Le programme d'action Terre et eau, piloté par la chambre d'agriculture de l'Isère, vise à participer à l'amélioration des pratiques agricoles dans les zones vulnérables ; la couverture des sols fait partie des thèmes principaux abordés par cette démarche. L'objectif des plateformes d'essais est de guider les agriculteurs dans leurs choix de couverts végétaux et dans les modalités d'implantation.
Une série d'essais a été menée sur une parcelle appartenant à Gérald Collion à Faramans. Les résultats ont été présentés dans le cadre des journées Innov'action organisées par la chambre d'agriculture.
Le premier couvert observé est un mélange de chasse composé d'avoine, de vesce, de trèfle, de sarrazin et de phacélie (40 kg/ha). Le semis en ligne lui a permis de bien se développer, « en dépit de la concurrence des repousses de colza », constate Christelle Chalaye, conseillère à la chambre d'agriculture de l'Isère. Les résultats à la volée sont moins intéressants.
Les autres mélanges testés sont : chlorofiltre profil (Jouffray Drillaud), soit 12kg/ha de mélange de vesce pourpre, de trèfle d'Alexandrie et de phacélie ; puis carinazote de Deplanque, soit 8 kh/ha de moutarde et trèfle ; puis Dérobée M Estival de Jouffray Drillaud, à raison de 30 kg/ha de mélage de moha et trèfle d'Alexandrie ; puis Dérobée 2 où sont  ajoutés 7 kg de trèfle.

Mycorhization

Ces essais ont donné matière à de grandes discussions autour de la mycorhization. La mycorhize résulte de la symbiose entre la racine des plantes et des champignons. Les champignons contribuent au développement racinaire en lui facilitant les prélèvements d'eau, de phosphore et d'azote.
Or, les couverts n'ont pas tous les mêmes conséquences sur les mycorhizes des cultures suivantes. Les légumineuses ont un effet positif sur la mycorhization des sols, quand les crucifères, à trop forte dose, peuvent empêcher la mycorhization naturelle. Le labour aussi atténue la pression mycorhyzienne.

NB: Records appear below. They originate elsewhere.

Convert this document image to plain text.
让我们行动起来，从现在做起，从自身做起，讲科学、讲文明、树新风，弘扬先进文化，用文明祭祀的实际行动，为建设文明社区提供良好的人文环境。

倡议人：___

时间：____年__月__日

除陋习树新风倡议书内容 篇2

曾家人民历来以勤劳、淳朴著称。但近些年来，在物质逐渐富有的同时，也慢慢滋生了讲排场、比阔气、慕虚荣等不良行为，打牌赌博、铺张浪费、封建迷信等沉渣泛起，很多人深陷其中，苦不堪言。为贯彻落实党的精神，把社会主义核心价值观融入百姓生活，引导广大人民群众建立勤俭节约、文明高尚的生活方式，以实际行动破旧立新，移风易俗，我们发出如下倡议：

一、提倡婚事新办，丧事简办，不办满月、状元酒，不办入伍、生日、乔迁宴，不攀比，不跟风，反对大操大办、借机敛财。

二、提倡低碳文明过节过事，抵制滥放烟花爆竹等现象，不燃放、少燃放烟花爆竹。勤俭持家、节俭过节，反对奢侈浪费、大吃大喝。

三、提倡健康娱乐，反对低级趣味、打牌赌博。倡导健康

Les premières conclusions font ressortir une assez forte présence d'adventices : ambroisie, chénopode, mercuriale et amarante, mais le déchaumage n'a pas pu être réalisé dans de bonnes conditions en raison des précipitations.
Il apparaît également que les légumineuses ont tendance à lever plus tardivement, à partir de la fin septembre.

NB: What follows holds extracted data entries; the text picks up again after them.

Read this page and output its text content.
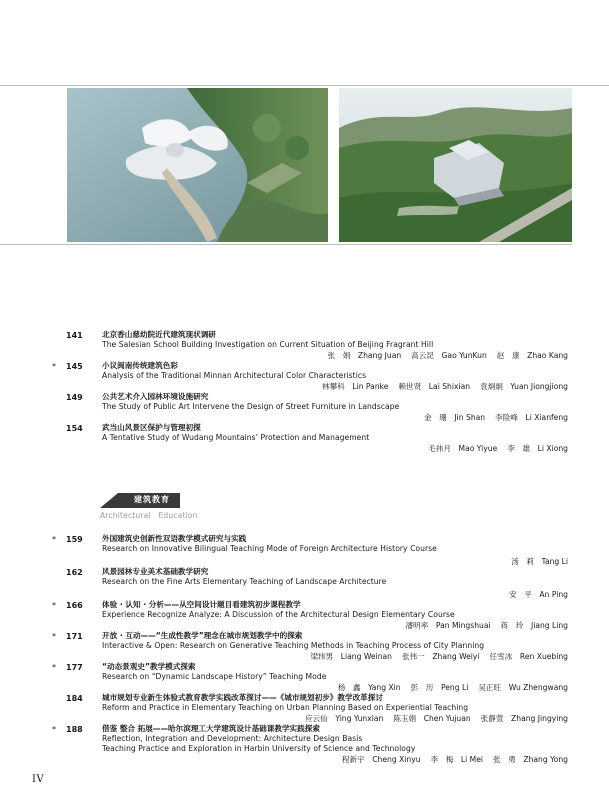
141	北京香山慈幼院近代建筑现状调研
The Salesian School Building Investigation on Current Situation of Beijing Fragrant Hill
张　娟　Zhang Juan　 高云昆　Gao YunKun　 赵　康　Zhao Kang
* 145	小议闽南传统建筑色彩
Analysis of the Traditional Minnan Architectural Color Characteristics
林攀科　Lin Panke　 赖世贤　Lai Shixian　 袁炯炯　Yuan Jiongjiong
149	公共艺术介入园林环境设施研究
The Study of Public Art Intervene the Design of Street Furniture in Landscape
金　珊　Jin Shan　 李险峰　Li Xianfeng
154	武当山风景区保护与管理初探
A Tentative Study of Wudang Mountains’ Protection and Management
毛祎月　Mao Yiyue　 李　雄　Li Xiong
建筑教育
Architectural　Education
* 159	外国建筑史创新性双语教学模式研究与实践
Research on Innovative Bilingual Teaching Mode of Foreign Architecture History Course
汤　莉　Tang Li
162	风景园林专业美术基础教学研究
Research on the Fine Arts Elementary Teaching of Landscape Architecture
安　平　An Ping
* 166	体验 · 认知 · 分析——从空间设计题目看建筑初步课程教学
Experience Recognize Analyze: A Discussion of the Architectural Design Elementary Course
潘明率　Pan Mingshuai　 蒋　玲　Jiang Ling
* 171	开放 · 互动——“生成性教学”理念在城市规划教学中的探索
Interactive & Open: Research on Generative Teaching Methods in Teaching Process of City Planning
梁玮男　Liang Weinan　 张伟一　Zhang Weiyi　 任雪冰　Ren Xuebing
* 177	“动态景观史”教学模式探索
Research on “Dynamic Landscape History” Teaching Mode
杨　鑫　Yang Xin　 彭　历　Peng Li　 吴正旺　Wu Zhengwang
184	城市规划专业新生体验式教育教学实践改革探讨——《城市规划初步》教学改革探讨
Reform and Practice in Elementary Teaching on Urban Planning Based on Experiential Teaching
应云仙　Ying Yunxian　 陈玉娟　Chen Yujuan　 张静萱　Zhang Jingying
* 188	借鉴 整合 拓展——哈尔滨理工大学建筑设计基础课教学实践探索
Reflection, Integration and Development: Architecture Design Basis
Teaching Practice and Exploration in Harbin University of Science and Technology
程新宇　Cheng Xinyu　 李　梅　Li Mei　 张　勇　Zhang Yong
IV
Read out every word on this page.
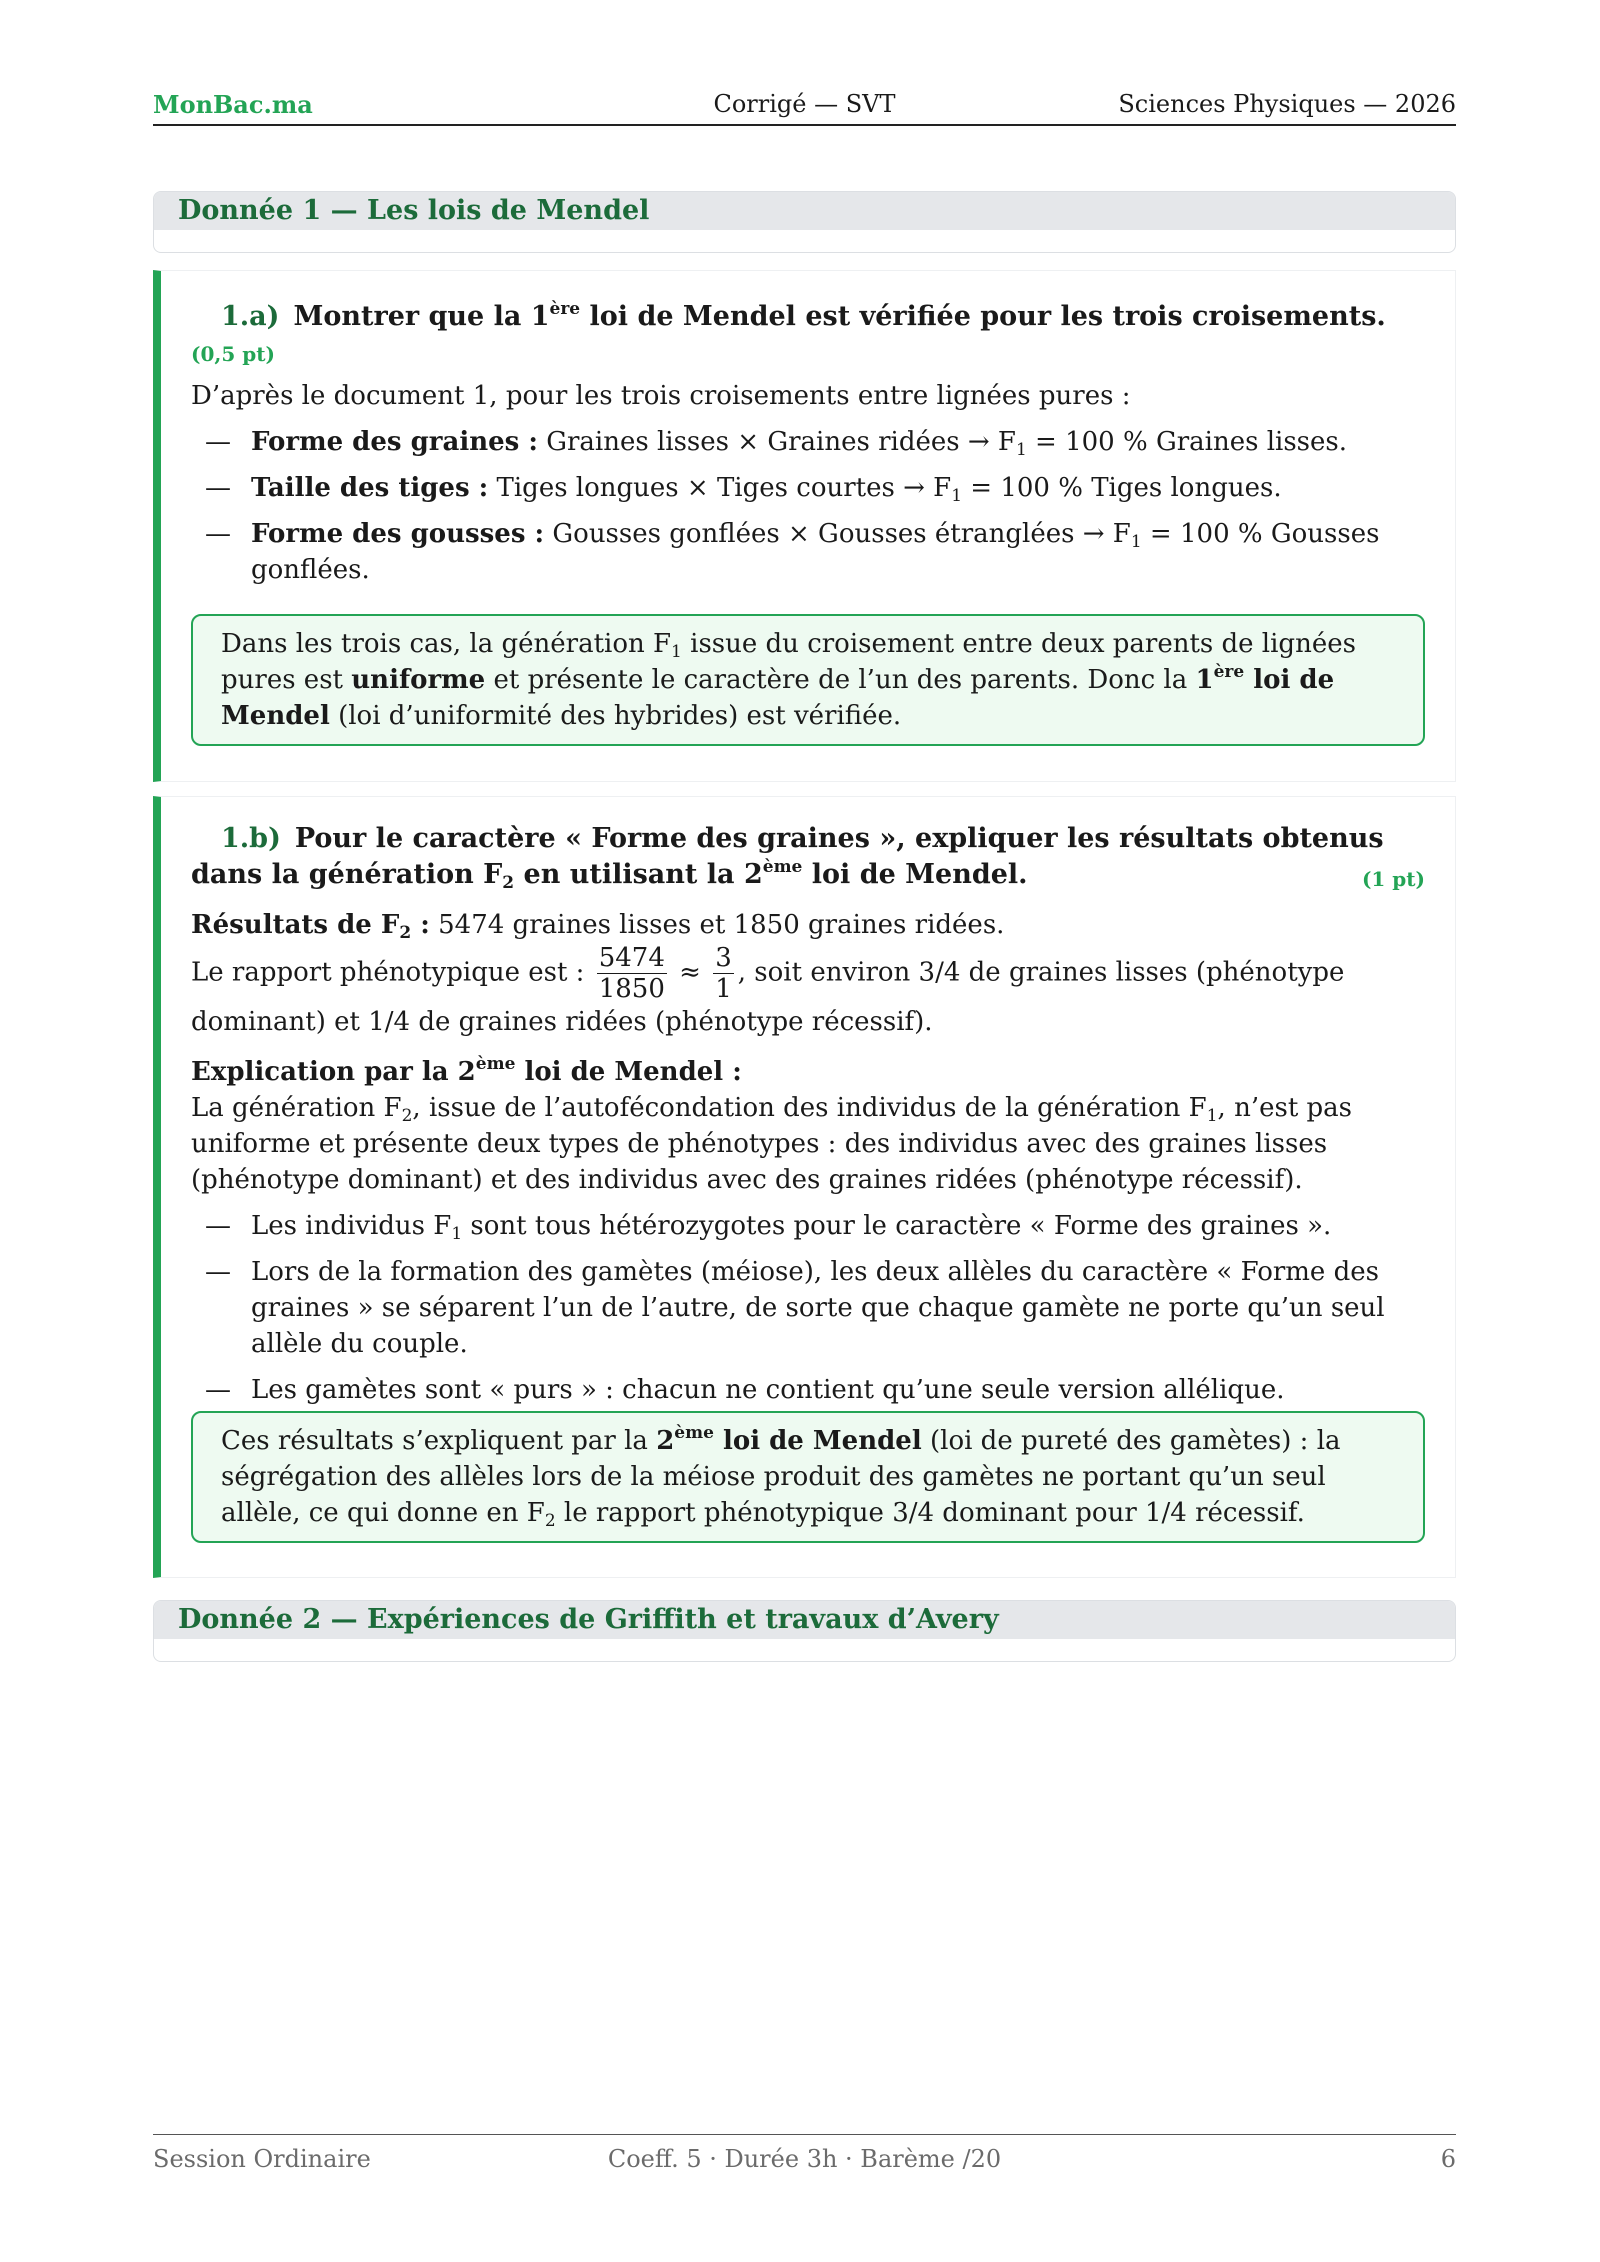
MonBac.ma	Corrigé — SVT	Sciences Physiques — 2026
Donnée 1 — Les lois de Mendel
1.a) Montrer que la 1ère loi de Mendel est vérifiée pour les trois croisements. (0,5 pt)
D’après le document 1, pour les trois croisements entre lignées pures :
— Forme des graines : Graines lisses × Graines ridées → $F_1 = 100$ % Graines lisses.
— Taille des tiges : Tiges longues × Tiges courtes → $F_1 = 100$ % Tiges longues.
— Forme des gousses : Gousses gonflées × Gousses étranglées → $F_1 = 100$ % Gousses gonflées.
Dans les trois cas, la génération $F_1$ issue du croisement entre deux parents de lignées pures est uniforme et présente le caractère de l’un des parents. Donc la 1ère loi de Mendel (loi d’uniformité des hybrides) est vérifiée.
1.b) Pour le caractère « Forme des graines », expliquer les résultats obtenus dans la génération $F_2$ en utilisant la 2ème loi de Mendel.	(1 pt)
Résultats de $F_2$ : 5474 graines lisses et 1850 graines ridées.
Le rapport phénotypique est : $\frac{5474}{1850} \approx \frac{3}{1}$ , soit environ 3/4 de graines lisses (phénotype dominant) et 1/4 de graines ridées (phénotype récessif).
Explication par la 2ème loi de Mendel :
La génération $F_2$, issue de l’autofécondation des individus de la génération $F_1$, n’est pas uniforme et présente deux types de phénotypes : des individus avec des graines lisses (phénotype dominant) et des individus avec des graines ridées (phénotype récessif).
— Les individus $F_1$ sont tous hétérozygotes pour le caractère « Forme des graines ».
— Lors de la formation des gamètes (méiose), les deux allèles du caractère « Forme des graines » se séparent l’un de l’autre, de sorte que chaque gamète ne porte qu’un seul allèle du couple.
— Les gamètes sont « purs » : chacun ne contient qu’une seule version allélique.
Ces résultats s’expliquent par la 2ème loi de Mendel (loi de pureté des gamètes) : la ségrégation des allèles lors de la méiose produit des gamètes ne portant qu’un seul allèle, ce qui donne en $F_2$ le rapport phénotypique 3/4 dominant pour 1/4 récessif.
Donnée 2 — Expériences de Griffith et travaux d’Avery
Session Ordinaire	Coeff. 5 · Durée 3h · Barème /20	6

La destruction des couverts intervient 60 jours avant les semis de maïs et en aucun cas avant décembre.

 

Isabelle Doucet

Caractéristiques de la parcelle :

Sol limoneux
Culture 2016 : colza
Date du semis : le 2 août 2016
Reliquat azoté mesuré le 16 août 2016 : 33 kg N/ha dont 27 u de NO3 et 6 u de NH4
Matériel : semis à la volée déchaumeur Mac Kenn avec semoir Delimbe et semis en ligne semoir Nodet 3 mètres.

 

Des abeilles dans la moutarde

Une autre plateforme d'essai a été mise en place chez Richard Fragnoud, à Agnin, depuis longtemps confronté à la question des cultures intermédiaires pièges à nitrates, ses cultures étant situées en zone de captage d'eau potable. Les couverts testés étaient quatre variétés de moutarde semées le 4 août 2016, à raison d'environ 8 kg/ha, soit à faible densité. « Nous avons observé qu' il n'est pas utile de semer trop tôt pour la variété blanche précoce carla, qui était déjà à graine début octobre », explique l'exploitant. « Il faut surtout travailler le sol lorsque les conditions sont propices. Cela permet de préserver sa structure. Sur un sol limoneux argileux et gras, il faut attendre plus longtemps après les précipitations que sur un sol réessuyé », note encore l'agriculteur qui poursuit des essais sur ses parcelles depuis 5 ans avec le programme Terre et eau. Il apparaît que le couvert précoce donne les meilleurs résultats en termes de couverture du sol et de limitation de la présence d'adventices. La levée du couvert est homogène et sa floraison en septembre-octobre favorise la présence des abeilles.